There may be regional rivalry between government-backed 5G projects (see separate item), with national pride and commercial interests at stake. But there are also many cross-regional partnerships, which will help to drive 5G to reality more rapidly, for everyone.
The latest such alliance was announced last week by KT of Korea, which will work with AT&T on 5G and SDN/NFV developments. Executives from the two operators met at KT’s R&D Center and the companies aim to tap into one another’s key areas of R&D prowess – AT&T’s in SDN, and KT’s in 5G radio.

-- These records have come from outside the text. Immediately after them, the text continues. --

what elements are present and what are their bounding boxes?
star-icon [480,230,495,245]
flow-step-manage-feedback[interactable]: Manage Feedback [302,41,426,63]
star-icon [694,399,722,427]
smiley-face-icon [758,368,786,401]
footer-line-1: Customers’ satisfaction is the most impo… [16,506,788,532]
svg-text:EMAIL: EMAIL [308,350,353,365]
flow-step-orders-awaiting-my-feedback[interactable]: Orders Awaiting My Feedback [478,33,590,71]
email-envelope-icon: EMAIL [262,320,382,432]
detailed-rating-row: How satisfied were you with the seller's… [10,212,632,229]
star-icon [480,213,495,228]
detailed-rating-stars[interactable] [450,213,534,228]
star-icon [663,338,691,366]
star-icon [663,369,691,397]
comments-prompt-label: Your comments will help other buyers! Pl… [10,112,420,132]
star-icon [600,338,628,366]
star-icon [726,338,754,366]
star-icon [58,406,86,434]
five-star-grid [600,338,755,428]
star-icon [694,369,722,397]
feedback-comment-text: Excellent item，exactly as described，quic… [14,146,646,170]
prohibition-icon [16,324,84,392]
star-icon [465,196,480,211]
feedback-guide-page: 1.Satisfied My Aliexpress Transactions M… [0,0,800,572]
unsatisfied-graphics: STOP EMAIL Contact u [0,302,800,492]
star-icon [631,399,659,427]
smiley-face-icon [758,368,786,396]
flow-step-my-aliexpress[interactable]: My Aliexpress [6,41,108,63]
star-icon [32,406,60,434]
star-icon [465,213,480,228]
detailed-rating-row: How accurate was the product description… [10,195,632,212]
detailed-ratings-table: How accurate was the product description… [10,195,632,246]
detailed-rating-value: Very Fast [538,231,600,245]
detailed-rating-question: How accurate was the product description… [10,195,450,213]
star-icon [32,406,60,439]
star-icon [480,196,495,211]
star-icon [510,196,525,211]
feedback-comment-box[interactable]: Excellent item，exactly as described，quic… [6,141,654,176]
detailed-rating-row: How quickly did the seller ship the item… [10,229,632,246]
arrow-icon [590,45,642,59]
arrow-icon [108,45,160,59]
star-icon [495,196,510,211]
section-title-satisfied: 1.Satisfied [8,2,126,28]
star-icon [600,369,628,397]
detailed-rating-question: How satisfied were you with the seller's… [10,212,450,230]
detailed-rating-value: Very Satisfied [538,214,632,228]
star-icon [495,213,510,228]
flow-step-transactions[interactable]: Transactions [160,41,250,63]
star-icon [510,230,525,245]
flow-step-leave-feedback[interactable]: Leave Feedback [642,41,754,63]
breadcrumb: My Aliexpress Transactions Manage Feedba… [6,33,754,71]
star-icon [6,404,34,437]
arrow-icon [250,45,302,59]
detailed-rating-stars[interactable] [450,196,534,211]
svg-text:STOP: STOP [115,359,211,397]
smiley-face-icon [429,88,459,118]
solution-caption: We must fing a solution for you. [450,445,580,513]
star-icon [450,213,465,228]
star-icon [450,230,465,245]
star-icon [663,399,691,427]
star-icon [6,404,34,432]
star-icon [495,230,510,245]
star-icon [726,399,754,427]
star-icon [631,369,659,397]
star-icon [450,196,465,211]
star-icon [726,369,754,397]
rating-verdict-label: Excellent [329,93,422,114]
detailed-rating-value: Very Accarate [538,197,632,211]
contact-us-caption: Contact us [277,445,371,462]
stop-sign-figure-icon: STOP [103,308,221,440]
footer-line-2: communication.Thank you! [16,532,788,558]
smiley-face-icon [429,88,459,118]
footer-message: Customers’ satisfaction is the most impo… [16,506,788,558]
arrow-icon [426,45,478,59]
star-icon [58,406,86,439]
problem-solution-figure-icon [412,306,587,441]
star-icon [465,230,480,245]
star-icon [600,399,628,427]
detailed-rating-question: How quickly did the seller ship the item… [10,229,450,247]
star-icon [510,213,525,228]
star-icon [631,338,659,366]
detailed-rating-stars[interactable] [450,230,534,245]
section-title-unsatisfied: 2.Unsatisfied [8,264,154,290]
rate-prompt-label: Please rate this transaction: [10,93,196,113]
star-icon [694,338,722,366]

Lee Dong-myeon, director of KT’s Technology Convergence Center, said the deal would “create synergies to solve challenges of the telecom industry in the future”. It will complement KT’s existing collaboration with AT&T rival Verizon, which focuses on interoperability between their respective network orchestration platforms, and on mutual membership of the Verizon-led 5G Open Trial Specification Alliance. This has devised a pre-standard spec to enable operators to deploy 5G-class services at an early stage. Other members include NTT Docomo of Japan and KT’s arch-rival SK Telecom.
NTT Docomo has always been a technology and deployment frontrunner, from its pre-standard 3G network, FOMA, to its plans for 5G services at the Tokyo Olympics in 2020. But it has also been vocal in insisting that 5G deployment must be far less capex-heavy than 3G or 4G, and it is partnering with its main rivals, KDDI and Softbank, to help reduce costs.
The three companies plan to invest a combined ¥5 trillion ($45.5bn) towards deploying 5G services, according to local reports, with Docomo targeting national coverage as early as 2023. This will be less than the combined spend on 4G, which reached ¥6 trillion.
The trio will work together to accelerate progress and reduce capex. The report says that NTT Group has proposed a base station sharing arrangement with KDDI and Softbank so that they can deploy more efficiently, which in turn will help fend off the challenge from low cost challenger operators in the highly saturated market.
On the other side of the world, Canada’s Telus is working with Huawei on using preliminary 5G NR specs to demonstrate 5G wireless-to-the-premise (WTTx). Part of a long-standing 5G-related cooperation, the initial showcase saw 28 GHz spectrum being used to support a real world point-to-multipoint (PMP) connection over commercial central office equipment and transport networks. This followed October 2016 demonstrations of 28 GHz links which enabled peak speeds of 29.3Gbps, in the two companies’ 5G Living Lab in Vancouver.